Panggilan menjadi nabi sebenanrya bukanlah hal yang baru, bukankah menjadi murid juga turut dalam tiga tugas Yesus Kristus yaitu: sebagai imam, nabi dan raja. Panggilan menjadi nabi dalam konteks pendidikan di seminari berarti menyuarakan atau mewartakan kebenaran, kejujuran dan melawan segala macam bentuk dehumanisasi. Seorang nabi harus tinggal berada di tengah-tengah masyarakat (umat) untuk merasakan suka-duka kehidupan umat. Panggilan menjadi nabi adalah pangilan untuk tinggal bersama kaum miskin dan tertindas. Panggilan kenabian ini mendapatkan dasarnya dari tindakan Yesus sendiri yang dalam karyanya mewartakan kedatangan Kerajaan Allah senantiasa mengutamakan mereka yang lemah miskin dan tersingkir sebagai prioritas karya keselamatan.

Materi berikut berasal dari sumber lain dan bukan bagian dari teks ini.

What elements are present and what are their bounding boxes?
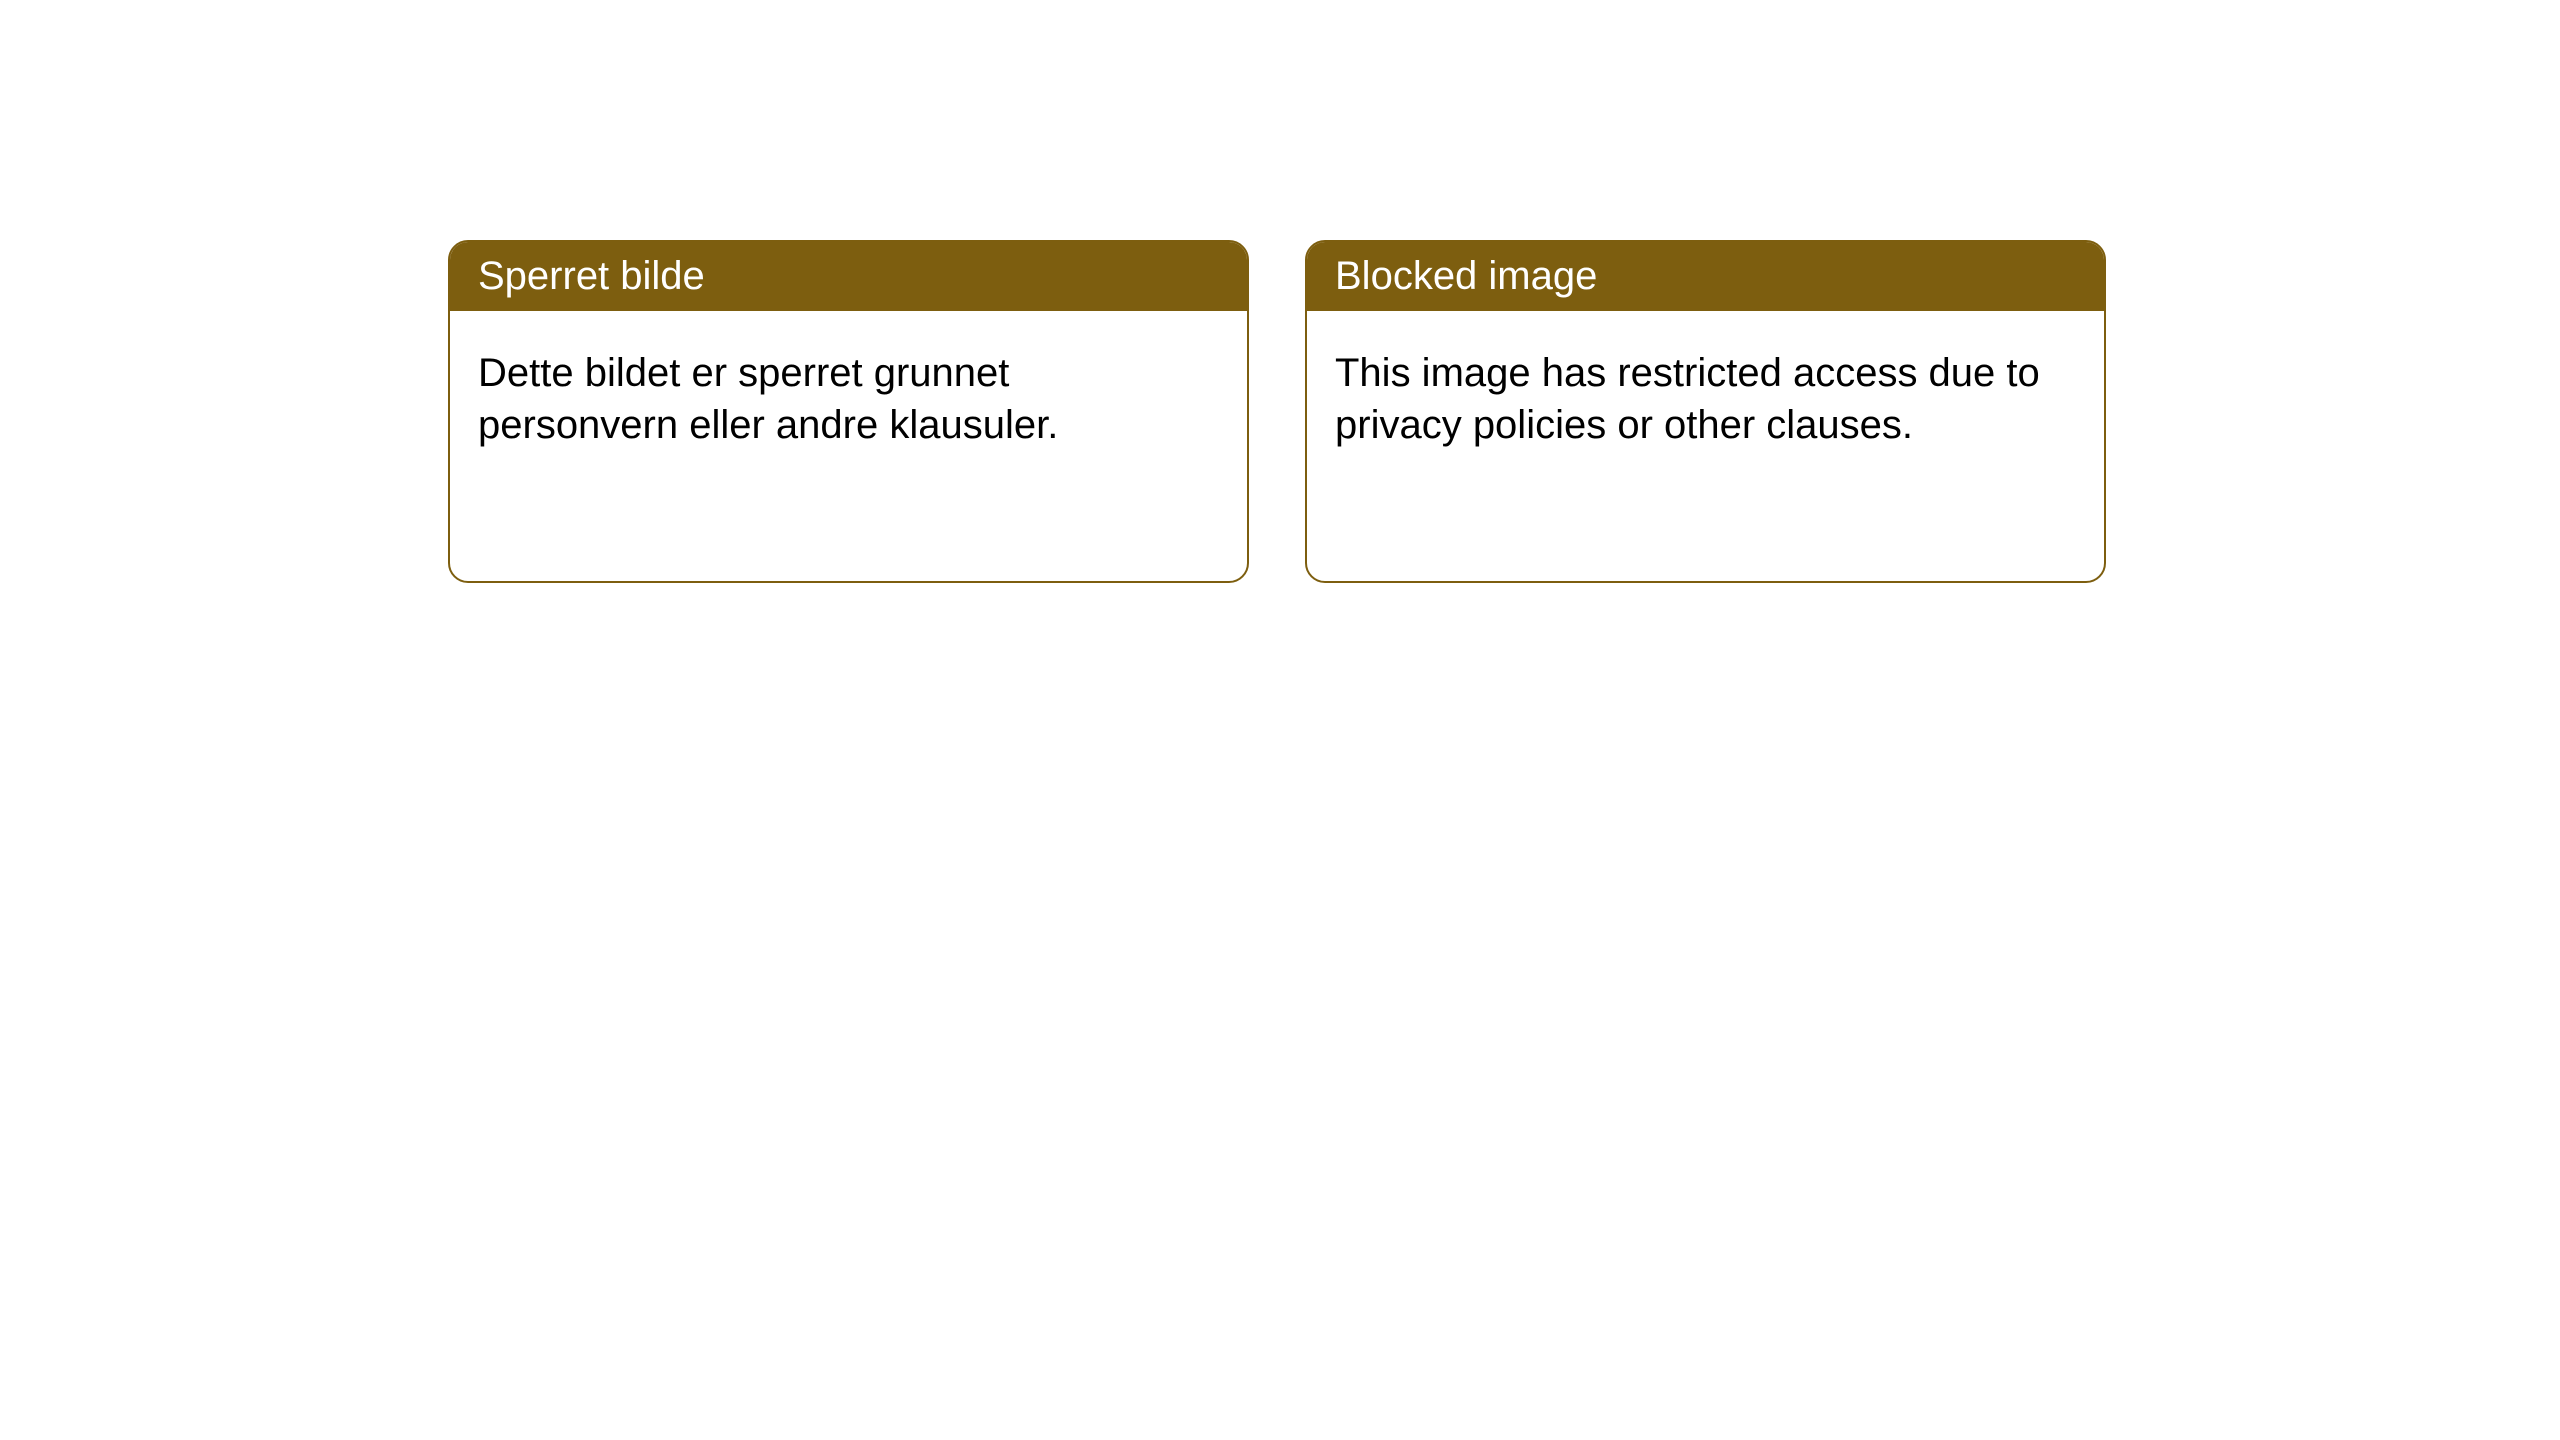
notice-body: Dette bildet er sperret grunnet personve… <box>450 311 1247 581</box>
notice-card-english: Blocked image This image has restricted … <box>1305 240 2106 583</box>
notice-header: Sperret bilde <box>450 242 1247 311</box>
notice-card-norwegian: Sperret bilde Dette bildet er sperret gr… <box>448 240 1249 583</box>
notice-body: This image has restricted access due to … <box>1307 311 2104 581</box>
notice-container: Sperret bilde Dette bildet er sperret gr… <box>0 0 2560 583</box>
notice-header: Blocked image <box>1307 242 2104 311</box>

Dalam Perjanjian Baru juga disebutkan bahwa iman tanpa perbuatan adalah iman yang kosong (Yak 2:20). Hal ini berarti iman yang dihayati mendapat bentuknya ketika diwujudkan dalam tindakan moral sebagai pewarta keadilan. Panggilan menjadi pewarta ini menjadi sebuah tuntutan semata-mata karena calon presbiter hidup dalam struktur yang tidak adil, struktur kekuasaan yang diistitusionalisasikan dalam lembaga negara dan struktur tersebut tidak segan untuk mengorbankan masyarakat miskin. Inilah panggilan kenabian, yaitu: berusaha melawan segala bentuk struktur yang membuat menderita kaum miskin.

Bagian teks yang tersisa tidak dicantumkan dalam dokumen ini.